Wednesday, 9 December 2009

How Valid is One Bank's Opinion on the Property Market in Spain?

In an interesting report, the British bank HSBC has stated that the adjustment of the housing market in Spain will continue in coming quarters even though there have been signs that the "free fall" of the property sector is nearing the end.

The report compares the current status of the housing market in the U.S. and UK with that of Spain, and in it, HSBC said that these countries have taken dips in housing prices that were far larger than the statistics reflect in Spain, therefore pointing out that in the Spanish market there is still room for further drops, but they did note that there are clear differences in price falls depending on the geographic area.

In this respect, the British bank said that the forecasts suggest that economic weakness will persist into 2010 and the Spanish property market recovery could take longer than that of the U.S. and the United Kingdom.

Similarly, HSBC suggests that these poor economic prospects may hinder the attraction of Spain as a destination for immigration, while the image portrayed of a country with high unemployment along with the strong euro reduces foreign interest in buying property in Spain.

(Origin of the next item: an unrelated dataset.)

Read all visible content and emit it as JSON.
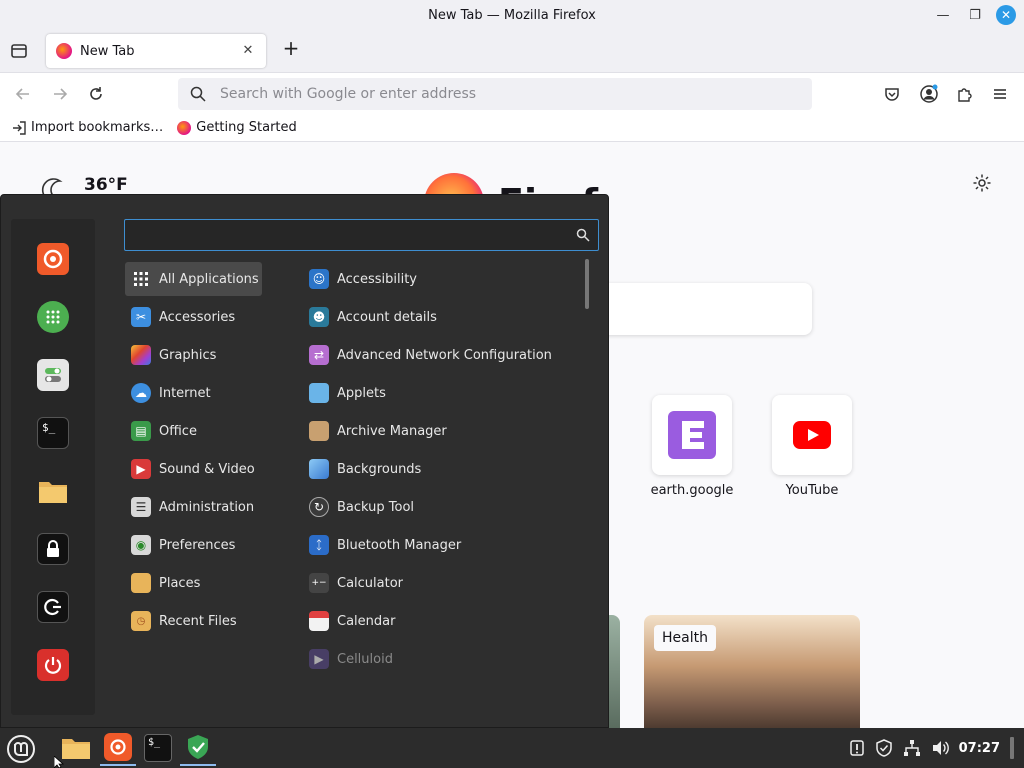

Moreover, the institution hopes that the activity of housing construction between 1997 and 2007, spurred by expectations of price hikes have resulted in a "massive" over-supply, you may need two to three years to be assimilated by the market.

While nobody is crying foul of this story, it is very important to point out here that HSBC only provides corporate and investment services in Spain, with a paltry 4 offices, whereas it has a far higher presence in the UK with 1581 offices and 571 in the USA .. is it any surprise they would be talking up their primary operations over potential competition for investors money?